In an effort to move towards a circular economy, we also utilize a cradle-to-cradle analysis. This method aims to close the loop—intentionally utilizing reusable and recyclable materials to ensure sustainable packaging solutions remain in use. In other words, the product’s end-of-life becomes its inception, eliminating disposal altogether.
It’s also important to note that the LCA process follows a standardized methodology regulated by the International Organization for Standardization (ISO). It consists of four phases.
- Goal and Scope Definition: What do we want to analyze, and how deep?
- Life Cycle Inventory Analysis: This is the data collection phase.
- Impact Assessment: How far do the impacts reach?
- Interpretation: This is where we provide the most reliable conclusions and recommendations.
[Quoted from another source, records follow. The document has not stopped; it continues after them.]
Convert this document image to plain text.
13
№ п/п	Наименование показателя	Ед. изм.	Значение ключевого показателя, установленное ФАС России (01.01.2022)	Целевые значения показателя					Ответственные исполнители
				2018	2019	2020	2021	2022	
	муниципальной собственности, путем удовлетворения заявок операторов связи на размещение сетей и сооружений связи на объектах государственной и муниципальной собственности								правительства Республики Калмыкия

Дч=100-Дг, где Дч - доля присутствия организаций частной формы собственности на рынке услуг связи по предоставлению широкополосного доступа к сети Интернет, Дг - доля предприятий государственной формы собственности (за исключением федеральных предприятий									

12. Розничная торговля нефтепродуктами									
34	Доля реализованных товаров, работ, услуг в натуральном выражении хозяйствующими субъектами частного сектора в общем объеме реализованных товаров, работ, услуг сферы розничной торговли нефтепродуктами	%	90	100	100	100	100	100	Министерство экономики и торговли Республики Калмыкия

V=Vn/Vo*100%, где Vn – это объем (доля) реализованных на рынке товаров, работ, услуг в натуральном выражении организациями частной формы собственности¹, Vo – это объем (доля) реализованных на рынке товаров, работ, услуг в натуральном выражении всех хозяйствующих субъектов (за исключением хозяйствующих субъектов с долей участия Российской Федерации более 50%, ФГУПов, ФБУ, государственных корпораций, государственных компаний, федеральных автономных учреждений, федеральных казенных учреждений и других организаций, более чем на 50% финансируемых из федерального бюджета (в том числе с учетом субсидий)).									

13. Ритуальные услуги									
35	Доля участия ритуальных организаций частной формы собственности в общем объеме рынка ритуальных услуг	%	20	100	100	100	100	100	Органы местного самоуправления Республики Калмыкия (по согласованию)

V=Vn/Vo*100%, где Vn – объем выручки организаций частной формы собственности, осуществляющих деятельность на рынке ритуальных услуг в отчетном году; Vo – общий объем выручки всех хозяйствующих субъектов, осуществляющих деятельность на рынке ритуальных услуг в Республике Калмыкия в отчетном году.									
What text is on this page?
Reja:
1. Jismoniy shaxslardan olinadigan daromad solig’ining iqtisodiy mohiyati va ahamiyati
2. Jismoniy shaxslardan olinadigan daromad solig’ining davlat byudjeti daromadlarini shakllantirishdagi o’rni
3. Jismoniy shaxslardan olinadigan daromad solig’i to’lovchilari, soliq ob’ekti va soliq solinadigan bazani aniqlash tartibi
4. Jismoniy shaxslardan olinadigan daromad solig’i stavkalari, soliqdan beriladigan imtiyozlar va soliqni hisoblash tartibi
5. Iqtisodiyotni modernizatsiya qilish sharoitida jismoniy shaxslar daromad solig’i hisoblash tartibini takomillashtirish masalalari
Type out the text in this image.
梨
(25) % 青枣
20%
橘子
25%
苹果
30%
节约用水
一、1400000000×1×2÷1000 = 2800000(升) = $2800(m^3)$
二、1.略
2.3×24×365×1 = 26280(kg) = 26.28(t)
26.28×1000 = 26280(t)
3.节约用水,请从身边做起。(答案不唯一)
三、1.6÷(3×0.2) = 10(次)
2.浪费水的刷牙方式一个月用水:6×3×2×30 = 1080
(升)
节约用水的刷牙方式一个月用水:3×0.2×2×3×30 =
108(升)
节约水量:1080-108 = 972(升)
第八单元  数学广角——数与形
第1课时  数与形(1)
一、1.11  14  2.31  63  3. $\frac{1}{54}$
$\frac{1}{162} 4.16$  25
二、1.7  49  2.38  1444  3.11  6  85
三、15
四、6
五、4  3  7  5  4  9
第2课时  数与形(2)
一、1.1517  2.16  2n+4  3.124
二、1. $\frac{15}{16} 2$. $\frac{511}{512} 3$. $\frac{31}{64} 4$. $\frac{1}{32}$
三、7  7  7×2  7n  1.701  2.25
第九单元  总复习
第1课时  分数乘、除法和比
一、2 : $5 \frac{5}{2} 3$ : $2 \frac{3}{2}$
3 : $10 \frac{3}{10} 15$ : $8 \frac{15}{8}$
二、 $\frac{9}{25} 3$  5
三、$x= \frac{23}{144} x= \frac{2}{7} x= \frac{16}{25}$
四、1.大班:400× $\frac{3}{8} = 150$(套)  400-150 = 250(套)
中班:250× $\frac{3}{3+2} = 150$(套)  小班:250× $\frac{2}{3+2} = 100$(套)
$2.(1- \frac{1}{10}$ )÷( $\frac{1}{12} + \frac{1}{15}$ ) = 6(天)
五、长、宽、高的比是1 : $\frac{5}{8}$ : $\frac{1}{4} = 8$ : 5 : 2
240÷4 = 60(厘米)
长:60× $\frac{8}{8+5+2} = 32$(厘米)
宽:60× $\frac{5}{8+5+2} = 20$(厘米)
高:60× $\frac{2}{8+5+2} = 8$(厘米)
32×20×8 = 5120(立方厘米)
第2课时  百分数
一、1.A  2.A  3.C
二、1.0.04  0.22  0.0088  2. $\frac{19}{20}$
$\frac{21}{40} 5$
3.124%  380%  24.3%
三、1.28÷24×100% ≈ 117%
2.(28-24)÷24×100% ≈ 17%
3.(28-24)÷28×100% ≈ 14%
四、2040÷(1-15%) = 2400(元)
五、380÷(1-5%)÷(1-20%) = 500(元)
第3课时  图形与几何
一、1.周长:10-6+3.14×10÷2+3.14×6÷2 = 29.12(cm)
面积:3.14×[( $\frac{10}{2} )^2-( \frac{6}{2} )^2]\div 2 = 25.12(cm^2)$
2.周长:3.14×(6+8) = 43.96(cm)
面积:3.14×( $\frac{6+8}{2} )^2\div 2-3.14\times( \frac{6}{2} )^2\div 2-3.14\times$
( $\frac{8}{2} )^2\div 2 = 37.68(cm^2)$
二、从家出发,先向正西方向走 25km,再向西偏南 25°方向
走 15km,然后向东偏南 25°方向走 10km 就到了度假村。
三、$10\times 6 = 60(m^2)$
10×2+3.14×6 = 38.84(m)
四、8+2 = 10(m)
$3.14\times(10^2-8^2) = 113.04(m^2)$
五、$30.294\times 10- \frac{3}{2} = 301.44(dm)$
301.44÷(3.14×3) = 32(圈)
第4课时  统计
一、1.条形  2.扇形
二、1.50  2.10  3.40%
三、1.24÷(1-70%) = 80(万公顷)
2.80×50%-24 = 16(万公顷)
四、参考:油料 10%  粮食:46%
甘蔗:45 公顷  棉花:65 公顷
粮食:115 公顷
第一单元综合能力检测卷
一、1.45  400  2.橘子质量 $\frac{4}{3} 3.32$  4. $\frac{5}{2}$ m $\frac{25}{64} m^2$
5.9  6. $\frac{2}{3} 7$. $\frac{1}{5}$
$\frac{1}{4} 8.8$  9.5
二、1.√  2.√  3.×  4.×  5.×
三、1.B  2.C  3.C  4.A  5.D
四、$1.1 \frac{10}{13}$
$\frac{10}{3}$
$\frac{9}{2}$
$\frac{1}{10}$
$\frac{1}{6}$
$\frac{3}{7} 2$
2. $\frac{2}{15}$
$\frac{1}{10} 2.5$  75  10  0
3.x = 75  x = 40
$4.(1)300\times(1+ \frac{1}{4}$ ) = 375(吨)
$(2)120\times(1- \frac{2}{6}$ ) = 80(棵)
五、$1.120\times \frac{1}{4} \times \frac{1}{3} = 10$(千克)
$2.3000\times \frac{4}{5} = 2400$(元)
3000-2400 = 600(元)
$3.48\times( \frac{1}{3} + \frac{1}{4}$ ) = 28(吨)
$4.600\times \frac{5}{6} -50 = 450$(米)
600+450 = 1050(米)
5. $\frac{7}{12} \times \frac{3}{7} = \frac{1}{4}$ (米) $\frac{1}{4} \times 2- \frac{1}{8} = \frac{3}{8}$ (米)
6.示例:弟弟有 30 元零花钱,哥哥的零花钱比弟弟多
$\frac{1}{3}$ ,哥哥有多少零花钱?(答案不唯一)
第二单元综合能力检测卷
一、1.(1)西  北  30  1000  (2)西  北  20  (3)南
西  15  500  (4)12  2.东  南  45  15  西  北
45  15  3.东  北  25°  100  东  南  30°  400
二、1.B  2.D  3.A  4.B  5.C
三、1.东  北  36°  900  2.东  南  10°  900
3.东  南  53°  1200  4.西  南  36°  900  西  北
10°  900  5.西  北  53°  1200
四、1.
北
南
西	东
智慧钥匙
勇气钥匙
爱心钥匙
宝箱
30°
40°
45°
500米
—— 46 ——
This standardized approach allows us to compare apples to apples—or rather, boxes to boxes.
What do we measure in a Life Cycle Assessment, and how?
Because we’re measuring the environmental impact of each piece of our sustainable packaging, we focus on the following metrics throughout every stage of the product’s lifecycle.
- Greenhouse gas emissions
- Fossil fuel consumption
- Water usage
It’s important to note that reducing the size and weight of the packaging is by far the most effective way to reduce the overall environmental impact, so this is always the first place we start. We can then evaluate material selection, transportation, and manufacturing processes (in that order) to suggest additional improvements.
Why does it matter?
While it’s true that your overall sustainability goals are macro company-wide goals, it takes micro-level data and analysis to achieve them.
LCAs are crucial in helping you (and, in turn, us) evaluate and reduce your overall environmental impact. If you’ve set carbon, water, and energy consumption targets—the quantifiable, granular data gathered in our LCAs can help you achieve said targets.
We can perform a packaging life cycle assessment on several unique options to compare the possibilities. For one of our clients, we used LCAs to compare their original packaging to two new options, lending the following compelling results. In the sustainable packaging space, it’s common to hear people “talk the talk” instead of seeing them “walk the walk.” Having these numbers on paper allows you to legitimize your sustainability claims, work towards your sustainability goals, and uncover even more opportunities for improvement down the road.
Not to mention, these metrics can be transformed into relatable messaging about your brand’s commitment to sustainability. For example, it feels great to say that your new sustainable packaging saves 300 acres of forests and 20 Olympic-sized swimming pools of water. It feels even better having the data to prove it.